Тот первый четверг июля месяца 1985 года мы собрались на «клуб анонимных шизофреников», и пришел немного ранее. Мое внимание привлек подвижный, небольшого роста человек с необычайно проницательным взглядом. Нас познакомили, собеседником оказался Геннадий Глебович Архангельский, геолог, в руке которого «рамка» вдруг начинала описывать круги вправо или влево и вдруг отвечать на поставленный вопрос поворотом направо –»да», или налево–»нет». Меня подмывало тут же проэкспроментировать, и я попросил Геннадия Глебовича определить дату смерти моего Владимира Владимировича Соловьева (1903-1971), хорошо известного старым калужанам как лектора и инвалида без обеих ног на протезах, ездившего круглый год и в Калуге, и в Москве, и в эвакуации на Урале на велосипеде и получившего звание: » целый год на протезах-ход». Геннадий Глебович сначала спросил, помню ли я свой день рождения, и получив утвердительный ответ, начал «колдовство»: перебором вопросов к «рамке», он добрался до 1971 года, затем до второй половине июля, и затем до даты 17 июля 1971 года. Я был потрясен! Вокруг меня носились невидимо информационный вихри и «арканы», и явно сегодня на клубе нашем должно произойти что-то необычное!

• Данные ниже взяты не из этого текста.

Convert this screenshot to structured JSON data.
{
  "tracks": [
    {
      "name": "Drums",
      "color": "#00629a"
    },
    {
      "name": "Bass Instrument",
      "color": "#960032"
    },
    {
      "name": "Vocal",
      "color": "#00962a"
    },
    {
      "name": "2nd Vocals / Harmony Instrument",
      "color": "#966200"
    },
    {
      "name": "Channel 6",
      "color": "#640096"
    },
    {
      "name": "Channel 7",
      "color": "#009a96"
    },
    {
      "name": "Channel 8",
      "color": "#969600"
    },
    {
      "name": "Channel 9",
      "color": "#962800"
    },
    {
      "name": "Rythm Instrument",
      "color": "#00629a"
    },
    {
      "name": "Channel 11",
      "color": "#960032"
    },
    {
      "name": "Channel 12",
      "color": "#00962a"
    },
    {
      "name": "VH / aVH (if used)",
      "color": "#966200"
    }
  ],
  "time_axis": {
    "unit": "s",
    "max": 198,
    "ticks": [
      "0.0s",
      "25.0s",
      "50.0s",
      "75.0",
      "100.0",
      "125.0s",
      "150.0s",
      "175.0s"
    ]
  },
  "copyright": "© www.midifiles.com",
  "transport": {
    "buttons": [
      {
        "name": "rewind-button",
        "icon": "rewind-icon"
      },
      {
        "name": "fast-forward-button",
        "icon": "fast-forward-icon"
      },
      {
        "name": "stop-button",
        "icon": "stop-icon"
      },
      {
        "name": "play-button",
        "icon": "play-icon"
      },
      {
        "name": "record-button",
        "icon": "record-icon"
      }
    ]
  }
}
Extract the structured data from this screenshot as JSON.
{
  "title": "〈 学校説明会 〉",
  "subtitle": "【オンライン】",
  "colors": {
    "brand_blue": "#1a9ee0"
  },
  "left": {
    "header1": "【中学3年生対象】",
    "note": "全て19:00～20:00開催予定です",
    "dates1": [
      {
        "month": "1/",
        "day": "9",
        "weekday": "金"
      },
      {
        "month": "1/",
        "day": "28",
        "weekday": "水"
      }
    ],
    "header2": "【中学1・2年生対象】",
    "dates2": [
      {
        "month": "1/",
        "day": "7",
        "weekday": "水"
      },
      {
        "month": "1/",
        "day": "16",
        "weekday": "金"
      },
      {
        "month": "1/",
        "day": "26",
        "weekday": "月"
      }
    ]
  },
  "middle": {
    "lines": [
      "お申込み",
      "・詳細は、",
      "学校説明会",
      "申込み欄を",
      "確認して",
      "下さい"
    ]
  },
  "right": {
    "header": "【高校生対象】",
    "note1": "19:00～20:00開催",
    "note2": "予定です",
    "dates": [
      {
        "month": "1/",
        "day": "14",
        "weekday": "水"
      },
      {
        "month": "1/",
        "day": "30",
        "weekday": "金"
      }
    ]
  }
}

Мы уже сели за стол, на котором было пиршество, когда вдруг появился новый гость небольшого роста, изящный человек в синем костюме в сопровождении пышной молодой дамы. Это были сын Анастасиии Ивановны Цветаевой Андрей Борисович Трухачев в сопровождении журналистки Татьяны Пивоваровой. Он немедленно привлек всеобщее внимание, и началась так называемая «презентация». Я, пожалуй, приведу по памяти и по записям только несколько рассказов Андрея Борисовича о диковинных способностях некоторых друзей его матери, о необычных событиях, которые он пережил сам.
Мы с затаенным дыханием слушали удивительные рассказы Андрея Борисовича. Здесь были его рассказы и о других необыкновенных способностях Бориса Михайловича Зубакина. И если вы не устали, я готов воспроизвести их, так как Борис Михайлович был очень близким другом Анастасии Ивановны, и рассказывая о нем, мы воспроизводим и кусочки жизни и самой Анастасии Ивановны, и Андрея Борисовича и друзей их в чудесное время их молодости и фантастических их приключений, отдаленных от нас далеко, и эти записи нас приближают к реальным событиям.
«Мама меня часто отправляла в Дом писателей, который был недалеко от нашего дома, получать в столовой обед. Я брал с собой судочек для трех блюд и через десять минут попадал в мир известных писателей и поэтов. Однажды я угодил на некий спектакль с участием Зубакина, на котором присутствовали Маяковский, Безыменский и множество тогдашней пишущей братии, завсегдатаев писательского дома. Шло обсуждение тоненькой серенькой книжечки стихов Бориса Михайловича «Медведь на бульваре» (Мне, кстати, посчастливилось увидеть ее в 1983 году у моей великовозрастной, из другого мира, в котором она в 1917 году воочию видела в Царском Селе императора Николая Второго; Долли Александровна Борисовская, она просила называть ее так, а по паспорту ее значилось Александра Александровна Де-Лазари, жена знаменитого альтиста В.В.Борисовского и сына короля «Смирновской» водки! Надо написать и о ней удивительный рассказ!– В.В.С..)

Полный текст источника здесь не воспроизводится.